A recent published decision from the Appellate Division — Arias v. Elite Mortgage — resolved a question of first impression in New Jersey that is important as the State continues to dig its way out of the credit crisis. The issue in Arias involved mortgage modifications under the federal Home Affordable Mortgage Program, and specifically modifications that involve Trial Period Plan (“TPP”) agreements. As the name suggests, TPP agreements require borrowers who cannot make their regular monthly payments to make agreed upon reduced monthly payments in a timely manner for a trial period. Essentially, it allows borrowers to demonstrate to lenders that if their monthly payments are reduced then they can make their monthly mortgage payments. Accordingly, if they are able to make these payments during the trial period, then the lender agrees to modify their mortgage.
In Arias, Plaintiffs defaulted on their mortgage and then pursued a loan modification with their lender, which included a TPP agreement. However, the lender eventually refused to modify plaintiffs’ mortgage. Plaintiffs argued that this amounted to a breach of the promises the lender made in the TPP agreement, or alternatively, violated the implied covenant of good faith and fair dealing contained in the TPP agreement. The trial court rejected their claims and the Appellate Division affirmed.

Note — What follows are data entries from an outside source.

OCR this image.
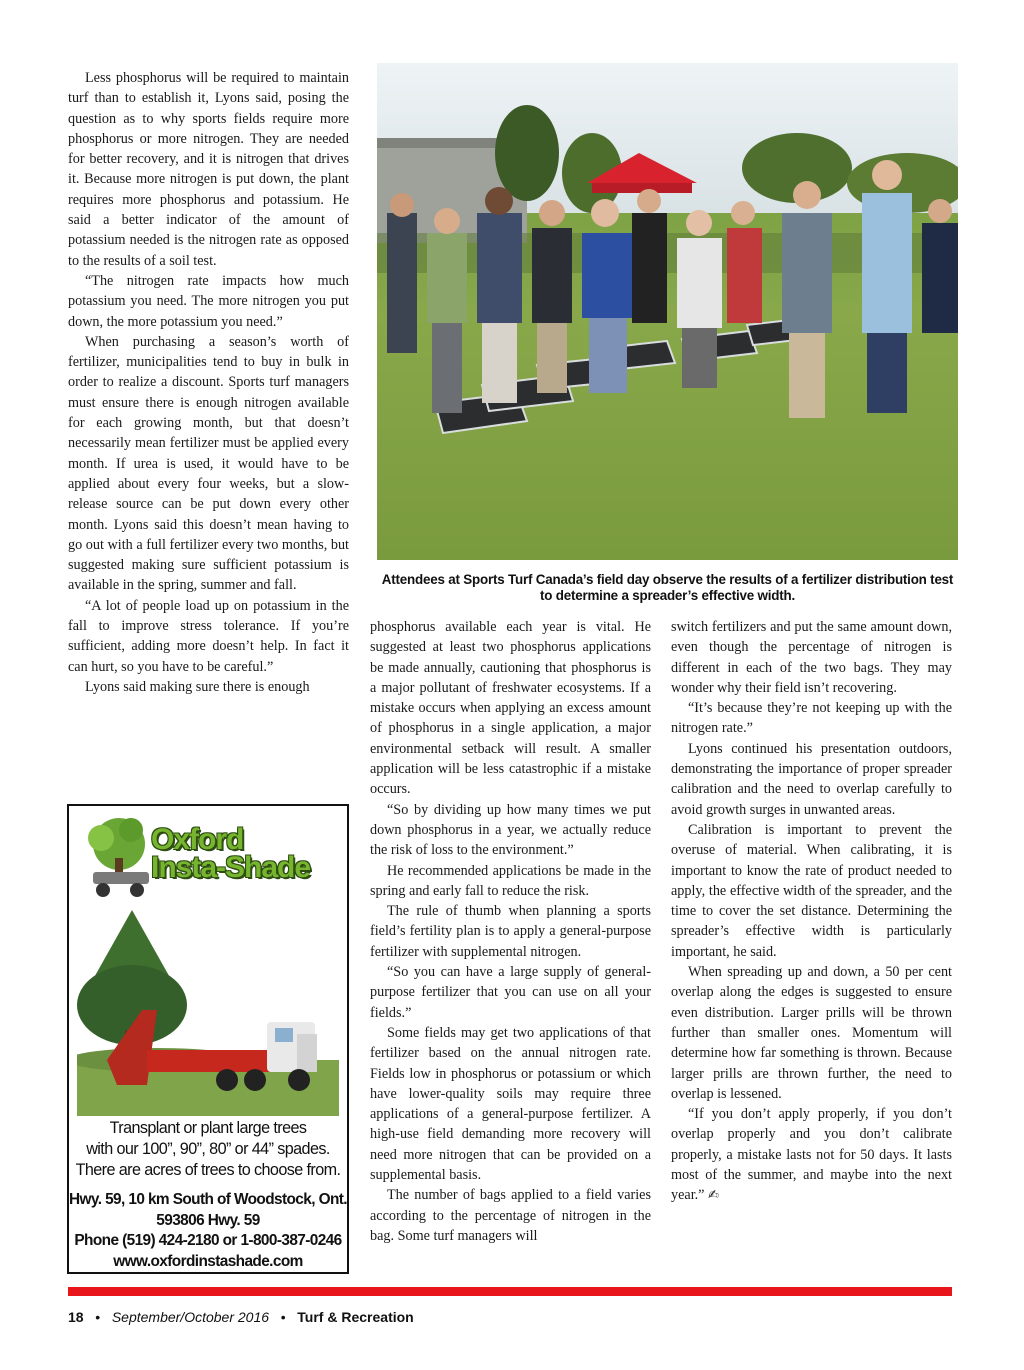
Less phosphorus will be required to maintain turf than to establish it, Lyons said, posing the question as to why sports fields require more phosphorus or more nitrogen. They are needed for better recovery, and it is nitrogen that drives it. Because more nitrogen is put down, the plant requires more phosphorus and potassium. He said a better indicator of the amount of potassium needed is the nitrogen rate as opposed to the results of a soil test.

“The nitrogen rate impacts how much potassium you need. The more nitrogen you put down, the more potassium you need.”

When purchasing a season’s worth of fertilizer, municipalities tend to buy in bulk in order to realize a discount. Sports turf managers must ensure there is enough nitrogen available for each growing month, but that doesn’t necessarily mean fertilizer must be applied every month. If urea is used, it would have to be applied about every four weeks, but a slow-release source can be put down every other month. Lyons said this doesn’t mean having to go out with a full fertilizer every two months, but suggested making sure sufficient potassium is available in the spring, summer and fall.

“A lot of people load up on potassium in the fall to improve stress tolerance. If you’re sufficient, adding more doesn’t help. In fact it can hurt, so you have to be careful.”

Lyons said making sure there is enough

Attendees at Sports Turf Canada’s field day observe the results of a fertilizer distribution test to determine a spreader’s effective width.

phosphorus available each year is vital. He suggested at least two phosphorus applications be made annually, cautioning that phosphorus is a major pollutant of freshwater ecosystems. If a mistake occurs when applying an excess amount of phosphorus in a single application, a major environmental setback will result. A smaller application will be less catastrophic if a mistake occurs.

“So by dividing up how many times we put down phosphorus in a year, we actually reduce the risk of loss to the environment.”

He recommended applications be made in the spring and early fall to reduce the risk.

The rule of thumb when planning a sports field’s fertility plan is to apply a general-purpose fertilizer with supplemental nitrogen.

“So you can have a large supply of general-purpose fertilizer that you can use on all your fields.”

Some fields may get two applications of that fertilizer based on the annual nitrogen rate. Fields low in phosphorus or potassium or which have lower-quality soils may require three applications of a general-purpose fertilizer. A high-use field demanding more recovery will need more nitrogen that can be provided on a supplemental basis.

The number of bags applied to a field varies according to the percentage of nitrogen in the bag. Some turf managers will

switch fertilizers and put the same amount down, even though the percentage of nitrogen is different in each of the two bags. They may wonder why their field isn’t recovering.

“It’s because they’re not keeping up with the nitrogen rate.”

Lyons continued his presentation outdoors, demonstrating the importance of proper spreader calibration and the need to overlap carefully to avoid growth surges in unwanted areas.

Calibration is important to prevent the overuse of material. When calibrating, it is important to know the rate of product needed to apply, the effective width of the spreader, and the time to cover the set distance. Determining the spreader’s effective width is particularly important, he said.

When spreading up and down, a 50 per cent overlap along the edges is suggested to ensure even distribution. Larger prills will be thrown further than smaller ones. Momentum will determine how far something is thrown. Because larger prills are thrown further, the need to overlap is lessened.

“If you don’t apply properly, if you don’t overlap properly and you don’t calibrate properly, a mistake lasts not for 50 days. It lasts most of the summer, and maybe into the next year.” ✍

Oxford
Insta-Shade
Transplant or plant large trees
with our 100”, 90”, 80” or 44” spades.
There are acres of trees to choose from.
Hwy. 59, 10 km South of Woodstock, Ont.
593806 Hwy. 59
Phone (519) 424-2180 or 1-800-387-0246
www.oxfordinstashade.com
18 • September/October 2016 • Turf & Recreation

Prior to Arias, there were no reported decisions in New Jersey addressing whether a borrower could maintain a cause of action against a lender that breached the promises it made in a TPP agreement. The seminal decision on this issue was handed down by the U.S. Circuit Court of Appeals for the Seventh Circuit in Wigod v. Wells Fargo Bank. N.A. In that case, the Seventh Circuit held that, although there is no private cause of action under HAMP, a borrower can nonetheless assert a common-law contract claim against a lender that breaches a TPP agreement. In that case, the lender had argued that the TPP agreement was unenforceable because there was no consideration for its promise to grant a loan modification — the borrower was not offering anything new, it was just making a partial payment of a debt it already owed. The Seventh Circuit rejected this argument, holding that the consideration from the borrower was its agreement to provide additional financial information to the lender and its agreement to enter into debt counseling. The Seventh Circuit also rejected the lender’s argument that the TPP agreement gave the lender sole and unbridled discretion to decide whether to modify the borrower’s mortgage even if the borrower complied with its obligations under the TPP agreement. Instead, the Seventh Circuit described the TPP agreement as a “unilateral offer” to modify a mortgage that must be honored if, and this is the important part, the borrower complies with its obligations under the TPP agreement.

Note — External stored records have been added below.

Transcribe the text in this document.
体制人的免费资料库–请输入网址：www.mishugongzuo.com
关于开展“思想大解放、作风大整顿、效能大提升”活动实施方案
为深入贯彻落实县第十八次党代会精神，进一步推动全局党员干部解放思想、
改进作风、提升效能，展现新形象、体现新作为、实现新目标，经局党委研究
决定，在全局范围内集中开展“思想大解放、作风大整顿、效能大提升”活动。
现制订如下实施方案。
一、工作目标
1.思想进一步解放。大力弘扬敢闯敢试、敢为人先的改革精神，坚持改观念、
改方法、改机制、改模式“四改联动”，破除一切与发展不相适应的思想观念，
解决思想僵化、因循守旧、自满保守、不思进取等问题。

The Appellate Division endorsed and adopted the Seventh Circuit’s reasoning. Once it did so, the decision in Arias was easy. The TPP agreement in that case made clear, in a number of different provisions, that it was not a loan modification unto itself and that plaintiffs failure to strictly comply with the terms of the agreement would result in a denial of their request for a loan modification. Plaintiffs did not comply with the terms of the TPP agreement. Specifically, they failed to make the three trial period payments that they were supposed to make under the agreement. Accordingly, the court held that the lender was entitled to refuse the loan modification. Nonetheless, the court endorsed the idea that a TPP agreement could be enforced by a borrower if the borrower abided by its obligations under the TPP agreement. This is, therefore, an important opinion for lenders.
The Appellate Division also rejected plaintiffs’ argument that the bank had breached the implied covenant of good faith and fair dealing by refusing to modify their mortgage. In doing so, the Appellate Division relied on the well-settled principle that a lender cannot be deemed to have acted in bad faith when it seeks to enforce the terms of a note or mortgage as written. As we have noted in prior posts — here and here — “a creditor's duty to act in good faith does not extend to foregoing its right to accelerate upon default or otherwise compromising its contractual rights in order to aid its debtor.” Glenfed Financial Corp. v. Penick Corp. In other words, a borrower cannot accuse a lender of bad faith simply because the lender enforced its rights under the plain language of the relevant loan documents.